For most of you, 2019 is a real big mystery. What will happen to all the celebrities? What terrible things are in store for us in the coming year? What misguided fashion trends are we going to resurrect to make ourselves look ridiculous once again? What new gadgets will change the world? The future is full of uncertainties, unless you have a time machine like I do. Even though my use of it puts the very fabric of space-time and all of your lives at risk, I decided that your need to know about what’s in store this year simply outweighed any negative effects of time travel. I’ve confirmed the following events myself.

Someone out there must have heard my prayers and decided to answer them in 2019, because by the end of the year, the Kardashian/Jenner/West klans will be no more. Their downfall will be the result of a horrific butt explosion. In a bid to out-booty her sister Kim, Kourtney will subject herself to an experimental hydrogen booty inflation procedure that ends in a ball of flame.

While taking their annual holiday photo next December, Kourtney will accidentally sit on a thumb tack left out by North West, causing her to burst. The explosion will manage to take out Kim, Kanye, Kris, Caitlyn, Khloe, Kylie, Kendall and all of their kids. An E! camera crew will also perish in the explosion, leading to the cancellation of the show that made them all famous. Rob, as the sole surviving Kardashian, will inherit the fortunes left behind by his siblings and mother. Rob will use this money to purchase and shut down Twitter, putting an end to cyberbullying.
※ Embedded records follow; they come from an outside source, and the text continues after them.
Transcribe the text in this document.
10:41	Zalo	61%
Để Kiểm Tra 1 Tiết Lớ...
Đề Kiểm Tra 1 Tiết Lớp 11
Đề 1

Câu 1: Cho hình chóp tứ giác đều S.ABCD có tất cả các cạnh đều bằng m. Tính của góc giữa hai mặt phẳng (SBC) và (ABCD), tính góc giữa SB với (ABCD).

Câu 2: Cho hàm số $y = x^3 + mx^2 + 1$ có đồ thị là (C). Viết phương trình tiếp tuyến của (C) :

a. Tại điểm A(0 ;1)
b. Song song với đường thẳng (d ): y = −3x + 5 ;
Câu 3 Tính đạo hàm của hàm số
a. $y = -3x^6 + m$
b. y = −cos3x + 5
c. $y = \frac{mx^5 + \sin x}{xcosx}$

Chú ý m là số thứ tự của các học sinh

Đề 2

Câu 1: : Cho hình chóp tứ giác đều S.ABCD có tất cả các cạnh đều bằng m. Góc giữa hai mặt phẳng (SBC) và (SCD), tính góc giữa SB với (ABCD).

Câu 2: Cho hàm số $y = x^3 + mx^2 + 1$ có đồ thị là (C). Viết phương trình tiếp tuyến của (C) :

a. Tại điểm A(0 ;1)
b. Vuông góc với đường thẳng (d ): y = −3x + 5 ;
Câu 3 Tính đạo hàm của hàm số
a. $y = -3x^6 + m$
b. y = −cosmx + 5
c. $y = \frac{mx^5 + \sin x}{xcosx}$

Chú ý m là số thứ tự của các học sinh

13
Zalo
In other good news, in a bizarre twist of the law, President Trump will finally be drafted for military service. Donald Trump originally avoided the draft by getting a doctor’s note from a tenant in one of his father’s buildings that said he had bone spurs on his feet. In 2019, a federal judge will rule that Trump must serve a four-year tour of duty in Iraq with the U.S. Air Force for lying to the draft board. Trump will be killed in action two days after landing in Iraq when his mega combover gets caught in the blades of a helicopter, pulling him to his death.

Not everything’s coming up roses in 2019, however. Fashion gurus are going to once again bring back a fashion fad that should have never been a thing in the first place. Corsets have come back en vogue in the last few years, and that got the big fashion houses thinking, “what other uncomfortable and impractical Renaissance-era garb can we force women to wear in 2019?” The designers will land on hoop skirts and elaborate undergarments for the gals and dickeys and longcoat tails for the guys. It’s going to be a real shit show out there, but at least we won’t be wearing tiny sunglasses or ugly dad shoes anymore.

Speaking of shoes, in technology news, Google is going to come out with its response to the Apple Watch with the Google Shoe. The Google Shoe will have built-in navigation with turn-by-turn directions by everyone’s favorite sneakerhead, Chris Brown. The Google Shoe also comes equipped with odor control, surround sound, Google Assistant, self-tightening laces, Wi-Fi, Bluetooth, 4K insoles, a bottle opener and lights in the heels that blink when you lift your feet. An early glitch will force those wearing the shoes to kick themselves in their own asses repeatedly, leading to several thousand injuries amongst fanboys and early adopters. To everyone’s surprise, the lawsuits will tank the company, leaving an opening for the resurrection of the search engine, Ask Jeeves. Don’t forget to check your JeevesMail!

Yes, 2019 is going to be all that and so much more. I realize just how incredible all of this information is and how difficult it must be to accept. If I were prognosticating, I’d feel inclined to tell you how sure I was of my visions for ethical reasons if nothing else. However, thanks to my time machine, I witnessed these events with my own eyes. I could hardly believe these events myself, but they will happen. If they don’t, it will be because my warnings here have caused those involved to change their behavior so as to avoid these calamities. That says a lot for the popularity of this column. It looks like everyone will be reading the “Optimistic Pessimist” in 2019!